Hoy la inteligencia artificial está en todos lados. Desde electrodomésticos hasta servicios de entrega a domicilio anuncian sus capacidades de inteligencia artificial para simplificar nuestras vidas. Si bien es un concepto más amplio, hoy la mayoría de los servicios que conocemos como inteligencia artificial son una serie de algoritmos matemáticos llamados machine learning que “aprenden” de los datos que reciben, aprovechando el cada vez mayor poder de cómputo disponible. Por ejemplo, si consistentemente rechazamos las sugerencias de películas de terror de nuestro proveedor de streaming, el algoritmo “aprenderá” que no nos gustan las peliculas de terror y nos propondrá otras alternativas, sin intervención humana.
La inteligencia artificial está aún limitada a funciones específicas, donde supera a sus competidores humanos, como jugar juegos de mesa o detectar fraudes de tarjetas de crédito basado en patrones de consumo, pero para esto necesita de conjuntos de datos grandes y estructurados y muchas veces no hay forma de recolectar una cantidad suficiente a un costo razonable. Después de chocar miles de veces con camiones blancos los Tesla dejarán de hacerlo, pero el costo en vidas es demasiado alto y la variedad de situaciones inesperadas también.
Para ser confiable la inteligencia artificial necesita manejar situaciones inesperadas. En el ejemplo de las películas si otra persona agarra el control remoto y elige ver una película de terror cuando no estamos, probablemente confunda al algoritmo y este vuelve a mostrarnos títulos que no tienen interés para nosotros. En este caso no es un gran problema, pero cuando pensamos en máquinas conduciendo, volando o haciendo intervenciones quirúrgicas no queremos algoritmos que se confundan fácilmente.
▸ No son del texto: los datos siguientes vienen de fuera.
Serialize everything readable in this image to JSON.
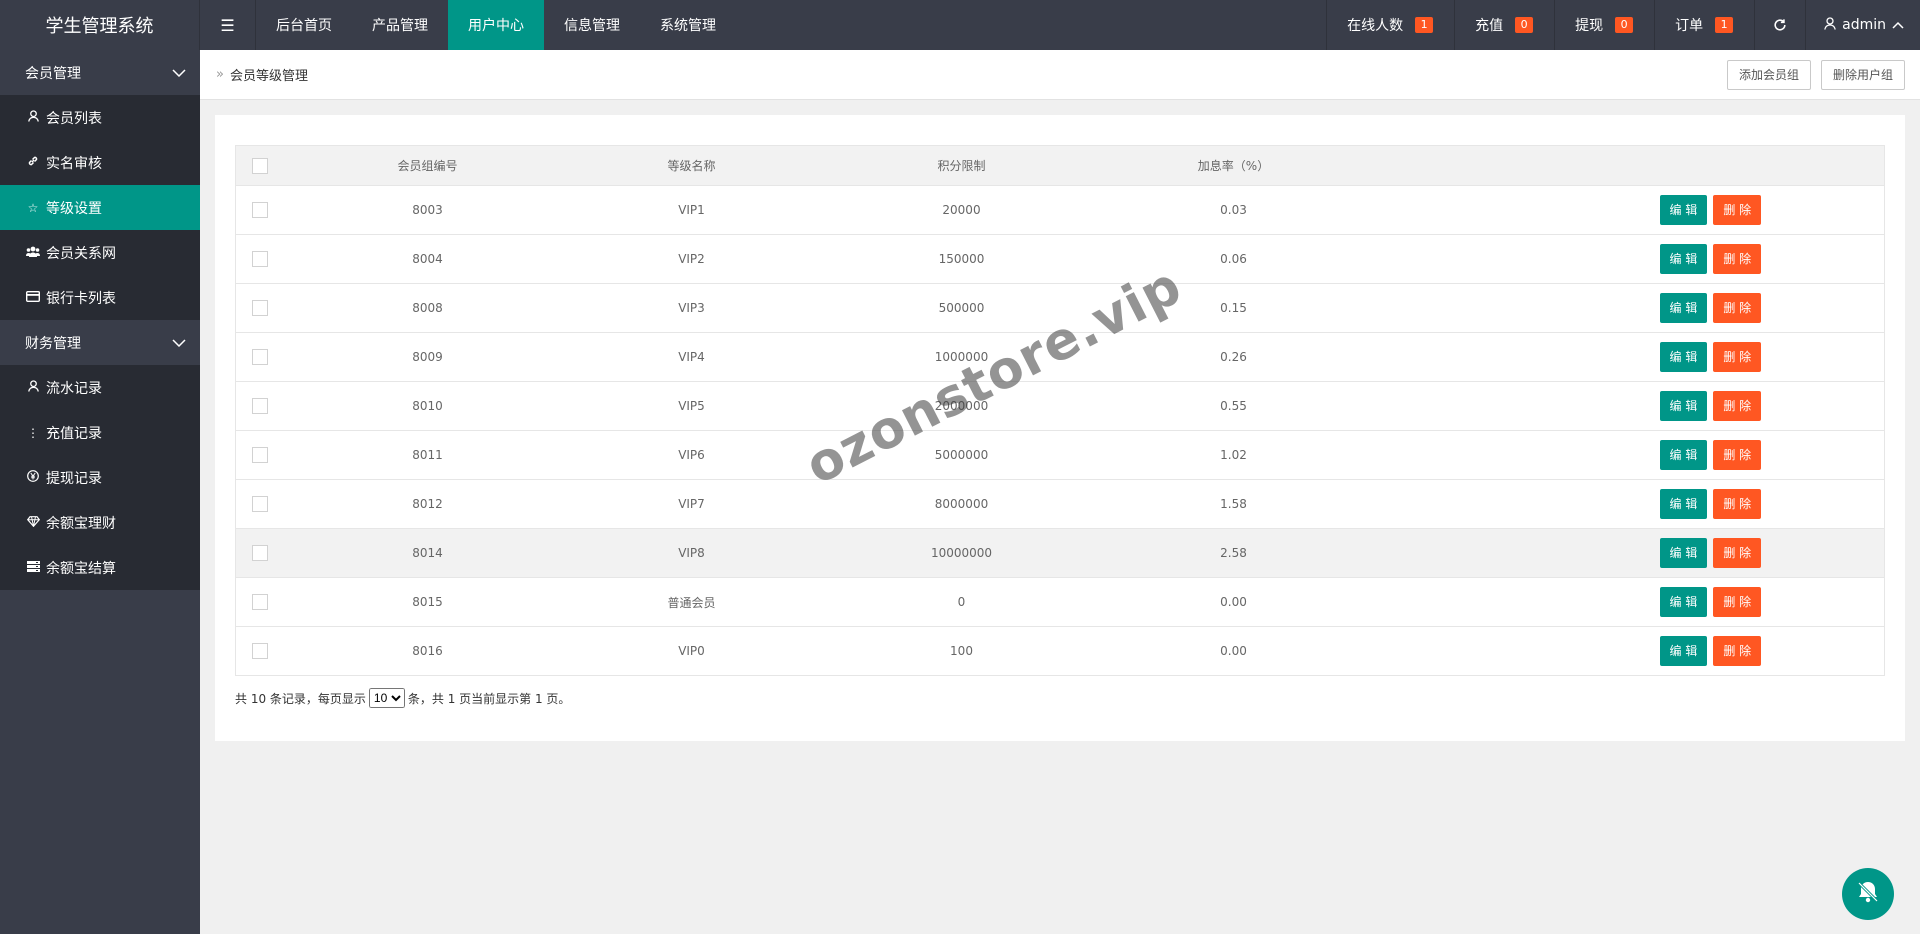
{
  "app": {
    "title": "学生管理系统"
  },
  "header": {
    "toggle_icon": "menu-fold-icon",
    "nav": [
      "后台首页",
      "产品管理",
      "用户中心",
      "信息管理",
      "系统管理"
    ],
    "active_nav": 2,
    "right": [
      {
        "label": "在线人数",
        "badge": "1"
      },
      {
        "label": "充值",
        "badge": "0"
      },
      {
        "label": "提现",
        "badge": "0"
      },
      {
        "label": "订单",
        "badge": "1"
      }
    ],
    "user": "admin"
  },
  "sidebar": {
    "groups": [
      {
        "label": "会员管理",
        "items": [
          {
            "label": "会员列表",
            "icon": "user-icon"
          },
          {
            "label": "实名审核",
            "icon": "link-icon"
          },
          {
            "label": "等级设置",
            "icon": "star-icon"
          },
          {
            "label": "会员关系网",
            "icon": "group-icon"
          },
          {
            "label": "银行卡列表",
            "icon": "card-icon"
          }
        ]
      },
      {
        "label": "财务管理",
        "items": [
          {
            "label": "流水记录",
            "icon": "user-icon"
          },
          {
            "label": "充值记录",
            "icon": "more-vertical-icon"
          },
          {
            "label": "提现记录",
            "icon": "yen-icon"
          },
          {
            "label": "余额宝理财",
            "icon": "diamond-icon"
          },
          {
            "label": "余额宝结算",
            "icon": "server-icon"
          }
        ]
      }
    ]
  },
  "breadcrumb": {
    "text": "会员等级管理"
  },
  "actions": {
    "add": "添加会员组",
    "delete": "删除用户组"
  },
  "table": {
    "headers": [
      "会员组编号",
      "等级名称",
      "积分限制",
      "加息率（%）"
    ],
    "edit_label": "编 辑",
    "delete_label": "删 除",
    "rows": [
      {
        "id": "8003",
        "name": "VIP1",
        "limit": "20000",
        "rate": "0.03"
      },
      {
        "id": "8004",
        "name": "VIP2",
        "limit": "150000",
        "rate": "0.06"
      },
      {
        "id": "8008",
        "name": "VIP3",
        "limit": "500000",
        "rate": "0.15"
      },
      {
        "id": "8009",
        "name": "VIP4",
        "limit": "1000000",
        "rate": "0.26"
      },
      {
        "id": "8010",
        "name": "VIP5",
        "limit": "2000000",
        "rate": "0.55"
      },
      {
        "id": "8011",
        "name": "VIP6",
        "limit": "5000000",
        "rate": "1.02"
      },
      {
        "id": "8012",
        "name": "VIP7",
        "limit": "8000000",
        "rate": "1.58"
      },
      {
        "id": "8014",
        "name": "VIP8",
        "limit": "10000000",
        "rate": "2.58"
      },
      {
        "id": "8015",
        "name": "普通会员",
        "limit": "0",
        "rate": "0.00"
      },
      {
        "id": "8016",
        "name": "VIP0",
        "limit": "100",
        "rate": "0.00"
      }
    ]
  },
  "pager": {
    "prefix": "共 10 条记录，每页显示",
    "page_size": "10",
    "suffix": "条，共 1 页当前显示第 1 页。"
  },
  "watermark": "ozonstore.vip",
  "colors": {
    "header_bg": "#393D49",
    "accent": "#009688",
    "danger": "#FF5722"
  }
}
Nuestras máquinas también tienen muchas dificultades determinando si un “jaguar” es un auto o un felino, o entendiendo que el concepto de “matrimonio” en la edad media es completamente diferente que en la actualidad, o que difiere en el mundo árabe y occidente.
Falta mucho para que un algoritmo tenga motivaciones o personalidad propias, pero tiene los sesgos de su creador y de los datos utilizados en su “aprendizaje”. De esta manera un algoritmo refleja una visión del mundo y puede discriminar por género, raza o creencias y entender de manera muy diferente conceptos como “inteligencia”, “éxito” o “felicidad”, dependiendo de quien lo haya programado.
No sabemos cuando una combinación de algoritmos producirá una inteligencia artificial consciente que desafíe la supremacía del hombre en la tierra pero mientras tanto es hora de que dediquemos tiempo a estos desafíos. En latinoamérica está creciendo con fuerza la iniciativa chilena IA Latam, que pretende ser un foro para que podamos ser protagonistas de esta transformación y no espectadores.